Con una posizione netta dell’Europa sul fronte dell’Irlanda del Nord: in caso di riunificazione con l’Irlanda, il nord dell’isola, oggi britannico, potrà entrare nell’Unione. Un discorso in apparenza logico, frutto del braccio di ferro negoziale con il governo di Theresa May, che in realtà nasconde un dato inquietante: la posizione disinvolta di Junker e Tusk sul tema del referendum sulla riunificazione delle due Irlande.
Avallato dal partito nazionalista irlandese Sinn Féin come battaglia politica ed elettorale, la possibilità di una consultazione per riunire Sud e Nord è contemplata dall’Accordo del Venerdì Santo, il patto di non belligeranza firmato quasi vent’anni fa tra cattolici e protestanti. Ma sorprende l’avventatezza dei vertici istituzionali europei nell’utilizzare l’Ulster come tema di scontro nei confronti della May e della sua hard-Brexit.
La permanenza nell’Unione porta all’Irlanda del Nord enormi benefici, vero: nell’ultimo round di finanziamenti europei l’Irlanda del Nord ha ricevuto 2,5 miliardi di sterline e ulteriori due miliardi sarebbero stati concessi entro il 2020. Al referendum gli elettori nordirlandesi si sono espressi per il 55 per cento contro la Brexit, vero.
Ma una battaglia sulla riunificazione dell’Irlanda avallata dall’Europa perché, ora, è in contrasto con il Regno Unito è sbagliata. Ancor più sbagliato è dare l’impressione che il “cambio di Stato” dell’Irlanda del Nord sia frutto di una macchinazione istituzionale tesa a condizionare un’eventuale voto popolare.
L’annessione all’Eire avrebbe ricadute sociali imprevedibili, in una regione dove oltre la metà della popolazione è protestante, si sente inglese e mai accetterebbe di perdere la propria identità nazionale.
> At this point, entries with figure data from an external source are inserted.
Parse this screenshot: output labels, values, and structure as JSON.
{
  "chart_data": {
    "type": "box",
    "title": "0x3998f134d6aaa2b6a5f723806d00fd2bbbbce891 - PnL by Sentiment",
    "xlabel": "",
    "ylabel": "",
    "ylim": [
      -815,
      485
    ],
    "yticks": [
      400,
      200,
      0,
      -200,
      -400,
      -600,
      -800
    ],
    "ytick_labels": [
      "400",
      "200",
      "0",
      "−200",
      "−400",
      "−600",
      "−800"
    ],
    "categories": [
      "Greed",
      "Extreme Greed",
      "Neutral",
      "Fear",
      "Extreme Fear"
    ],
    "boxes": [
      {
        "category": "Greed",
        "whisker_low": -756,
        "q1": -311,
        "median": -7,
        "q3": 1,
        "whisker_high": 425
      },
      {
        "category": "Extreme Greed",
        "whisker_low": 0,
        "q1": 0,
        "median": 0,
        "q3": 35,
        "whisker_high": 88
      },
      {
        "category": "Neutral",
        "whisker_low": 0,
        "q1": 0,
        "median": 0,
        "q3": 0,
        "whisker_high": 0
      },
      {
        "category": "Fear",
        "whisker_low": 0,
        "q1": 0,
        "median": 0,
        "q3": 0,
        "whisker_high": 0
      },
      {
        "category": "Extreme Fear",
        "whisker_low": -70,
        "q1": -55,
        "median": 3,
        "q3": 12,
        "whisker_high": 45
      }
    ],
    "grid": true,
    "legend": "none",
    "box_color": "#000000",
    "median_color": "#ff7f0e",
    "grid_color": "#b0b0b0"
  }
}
Soprattutto in quei quartieri operai lealisti, sparsi su tutto il territorio (Shankill Road a Belfast, per esempio), dove sono ancora attivi paramilitari e cellule terroriste.
Non solo. Un sondaggio realizzato da Ipsos Mori per la Bbc ha mostrato un risultato chiaro: il 63 per cento dei nordirlandesi vuole restare inglese, il 22 per cento si vuole annettere all’Eire, il 13 per cento ancora non lo sa.